Of greatest concern is the healthcare sector, hospitals in particular. Whilst advances in state-of-the-art technology is a good thing for healthcare provision the fact that these devices are connected to the internet and are vulnerable to attack is a disturbing reality. Devices like pumps, scanners and even life support machines are being left unprotected on a massive scale with almost 36,000 US healthcare-related devices identified on Shodan (the search engine designed to be able to find internet connected devices).

May Wang, CTO of IoT Security Solutions company ZingBox provides sharp relief on these concerns:

“For the past three years the healthcare sector has been hacked even more than the financial sector. And more and more hacking incidents are targeting medical devices.”

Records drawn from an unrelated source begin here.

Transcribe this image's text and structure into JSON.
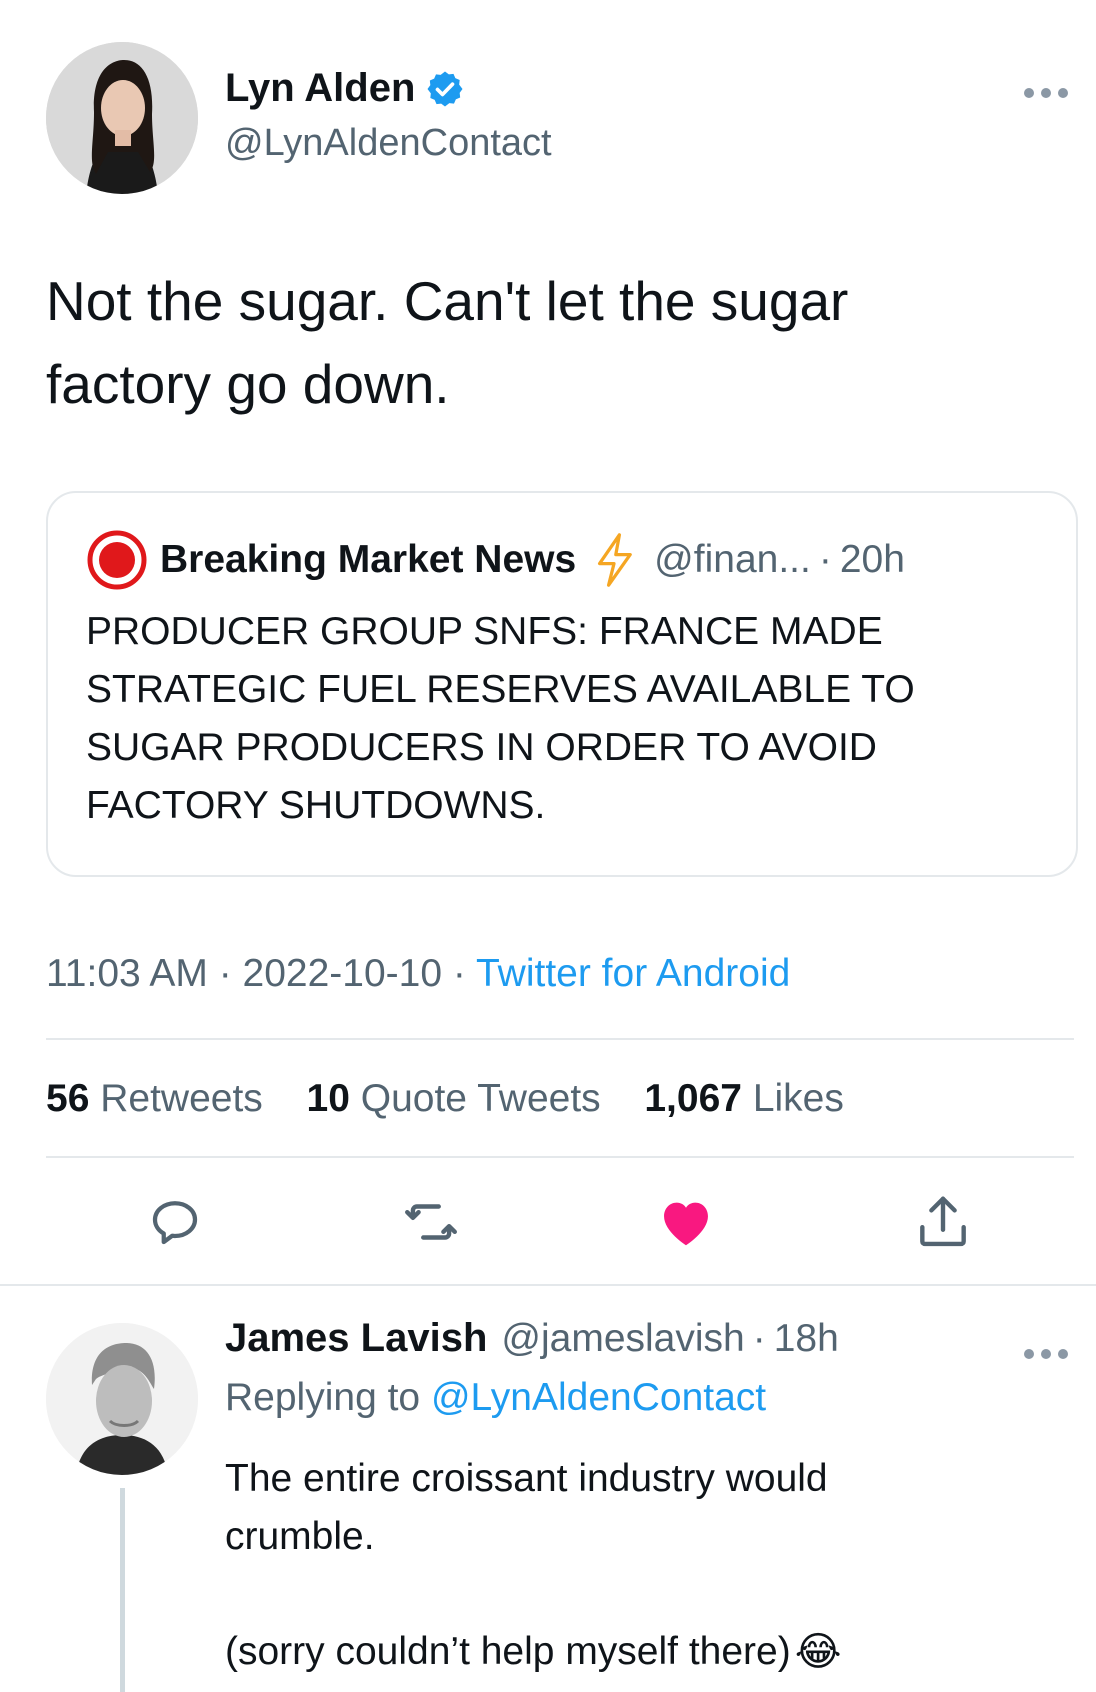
{
  "tweet": {
    "author_name": "Lyn Alden",
    "author_handle": "@LynAldenContact",
    "text_line1": "Not the sugar. Can't let the sugar",
    "text_line2": "factory go down.",
    "quote": {
      "name": "Breaking Market News",
      "handle": "@finan...",
      "sep": "·",
      "time": "20h",
      "lines": [
        "PRODUCER GROUP SNFS: FRANCE MADE",
        "STRATEGIC FUEL RESERVES AVAILABLE TO",
        "SUGAR PRODUCERS IN ORDER TO AVOID",
        "FACTORY SHUTDOWNS."
      ]
    },
    "timestamp": "11:03 AM · 2022-10-10 · ",
    "source": "Twitter for Android",
    "stats": {
      "retweets_count": "56",
      "retweets_label": "Retweets",
      "quotes_count": "10",
      "quotes_label": "Quote Tweets",
      "likes_count": "1,067",
      "likes_label": "Likes"
    },
    "colors": {
      "like": "#f91880",
      "link": "#1d9bf0",
      "verified": "#1d9bf0",
      "breaking": "#e0181b",
      "bolt": "#f5a623"
    }
  },
  "reply": {
    "name": "James Lavish",
    "handle": "@jameslavish",
    "sep": "·",
    "time": "18h",
    "replying_prefix": "Replying to ",
    "replying_handle": "@LynAldenContact",
    "line1": "The entire croissant industry would",
    "line2": "crumble.",
    "line3": "(sorry couldn’t help myself there)",
    "emoji": "😂"
  }
}
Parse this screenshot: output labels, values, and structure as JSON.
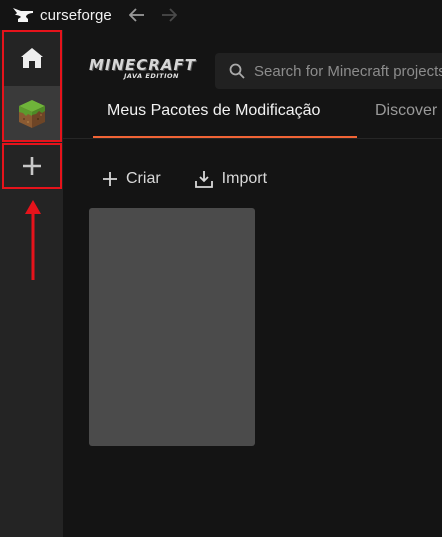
{
  "titlebar": {
    "app_name": "curseforge",
    "logo_icon": "curseforge-anvil-icon",
    "back_icon": "arrow-left-icon",
    "forward_icon": "arrow-right-icon"
  },
  "rail": {
    "items": [
      {
        "name": "home",
        "icon": "home-icon",
        "selected": false
      },
      {
        "name": "minecraft",
        "icon": "minecraft-grass-block-icon",
        "selected": true
      },
      {
        "name": "add-game",
        "icon": "plus-icon",
        "selected": false
      }
    ],
    "annotation": {
      "color": "#e6131b",
      "icon": "red-arrow-up-icon"
    }
  },
  "game_header": {
    "logo_title": "MINECRAFT",
    "logo_subtitle": "JAVA EDITION"
  },
  "search": {
    "placeholder": "Search for Minecraft projects"
  },
  "tabs": [
    {
      "label": "Meus Pacotes de Modificação",
      "active": true
    },
    {
      "label": "Discover",
      "active": false
    }
  ],
  "actions": {
    "create_label": "Criar",
    "import_label": "Import"
  },
  "colors": {
    "accent": "#f16436",
    "background": "#141414",
    "rail": "#242424",
    "card": "#4b4b4b"
  }
}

At a basic level, these under secured devices provide easy access points into the wider networks potentially allowing access to huge amounts of sensitive patient data. Such attacks like the one experienced in the UK with the WannaCry ransomware attack that affected the NHS in May 2017. At an individual level, with devices such as implants like cardiac defibrillators having wireless connectivity there is a very real and present danger of hackers being able to cause devastating consequences; either maliciously or accidentally.

Security teams working in the healthcare sector are constantly playing catch up with this type of threat as new devices are adopted all the time that pose new dangers. Experts believe that the onus should be on the designers and manufacturers of these medical devices to ensure that they comply with a rigid and statutory set of guidelines on security.